Colouring Square-Free Graphs without Long Induced Paths

The complexity of {\sc Colouring} is fully understood for $H$-free graphs, but there are still major complexity gaps if two induced subgraphs $H_1$ and $H_2$ are forbidden. Let $H_1$ be the $s$-vertex cycle $C_s$ and $H_2$ be the $t$-vertex path $P_t$. We show that {\sc Colouring} is polynomial-time solvable for $s=4$ and $t\leq 6$, strengthening several known results. Our main approach is to initiate a study into the boundedness of the clique-width of atoms (graphs with no clique cutset) of a hereditary graph class. We first show that the classifications of boundedness of clique-width of $H$-free graphs and $H$-free atoms coincide.
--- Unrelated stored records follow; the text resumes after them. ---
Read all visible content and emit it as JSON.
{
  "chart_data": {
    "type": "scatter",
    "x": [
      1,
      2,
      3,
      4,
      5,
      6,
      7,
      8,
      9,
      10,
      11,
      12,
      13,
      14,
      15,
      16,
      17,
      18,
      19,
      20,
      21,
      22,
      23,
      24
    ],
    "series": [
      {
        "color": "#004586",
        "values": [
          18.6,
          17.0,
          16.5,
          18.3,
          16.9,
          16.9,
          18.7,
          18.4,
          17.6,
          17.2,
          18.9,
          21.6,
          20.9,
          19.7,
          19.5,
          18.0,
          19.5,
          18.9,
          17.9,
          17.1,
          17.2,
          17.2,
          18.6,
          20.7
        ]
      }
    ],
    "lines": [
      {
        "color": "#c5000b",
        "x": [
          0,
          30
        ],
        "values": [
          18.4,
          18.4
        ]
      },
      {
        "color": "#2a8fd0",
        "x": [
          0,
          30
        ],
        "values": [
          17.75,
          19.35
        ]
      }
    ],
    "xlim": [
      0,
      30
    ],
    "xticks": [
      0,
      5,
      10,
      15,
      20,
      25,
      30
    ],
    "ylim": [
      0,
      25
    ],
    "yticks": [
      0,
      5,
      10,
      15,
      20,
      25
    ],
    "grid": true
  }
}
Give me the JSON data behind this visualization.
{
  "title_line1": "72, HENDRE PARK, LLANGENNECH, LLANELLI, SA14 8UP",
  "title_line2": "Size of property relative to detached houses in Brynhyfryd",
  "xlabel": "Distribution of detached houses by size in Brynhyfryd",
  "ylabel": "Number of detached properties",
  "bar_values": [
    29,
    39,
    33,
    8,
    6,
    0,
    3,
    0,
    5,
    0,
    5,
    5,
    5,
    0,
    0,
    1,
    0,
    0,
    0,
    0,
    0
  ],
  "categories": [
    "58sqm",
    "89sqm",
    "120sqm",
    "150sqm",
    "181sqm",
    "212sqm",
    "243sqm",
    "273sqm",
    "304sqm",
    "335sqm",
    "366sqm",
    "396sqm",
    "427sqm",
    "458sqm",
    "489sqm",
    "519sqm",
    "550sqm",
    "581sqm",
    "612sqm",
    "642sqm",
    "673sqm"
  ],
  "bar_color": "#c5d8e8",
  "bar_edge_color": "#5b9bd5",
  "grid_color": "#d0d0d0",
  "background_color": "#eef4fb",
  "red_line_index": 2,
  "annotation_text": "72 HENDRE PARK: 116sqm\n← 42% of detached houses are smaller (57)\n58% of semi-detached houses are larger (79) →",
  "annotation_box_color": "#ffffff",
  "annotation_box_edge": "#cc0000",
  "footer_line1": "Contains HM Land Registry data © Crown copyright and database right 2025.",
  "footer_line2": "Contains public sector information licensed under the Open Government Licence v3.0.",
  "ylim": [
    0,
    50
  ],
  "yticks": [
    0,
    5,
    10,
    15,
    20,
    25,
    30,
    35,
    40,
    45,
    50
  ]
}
We then show that this is not the case if two graphs are forbidden: we prove that $(C_4,P_6)$-free atoms have clique-width at most~18. Our key proof ingredients are a divide-and-conquer approach for bounding the clique-width of a subclass of $C_4$-free graphs and the construction of a new bound on the clique-width for (general) graphs in terms of the clique-width of recursively defined subgraphs induced by homogeneous pairs and triples of sets. As a complementary result we prove that {\sc Colouring} is \NP-complete for $s=4$ and $t\geq 9$, which is the first hardness result on {\sc Colouring} for $(C_4,P_t)$-free graphs. Combining our new results with known results leads to an almost complete dichotomy for \cn restricted to $(C_s,P_t)$-free graphs.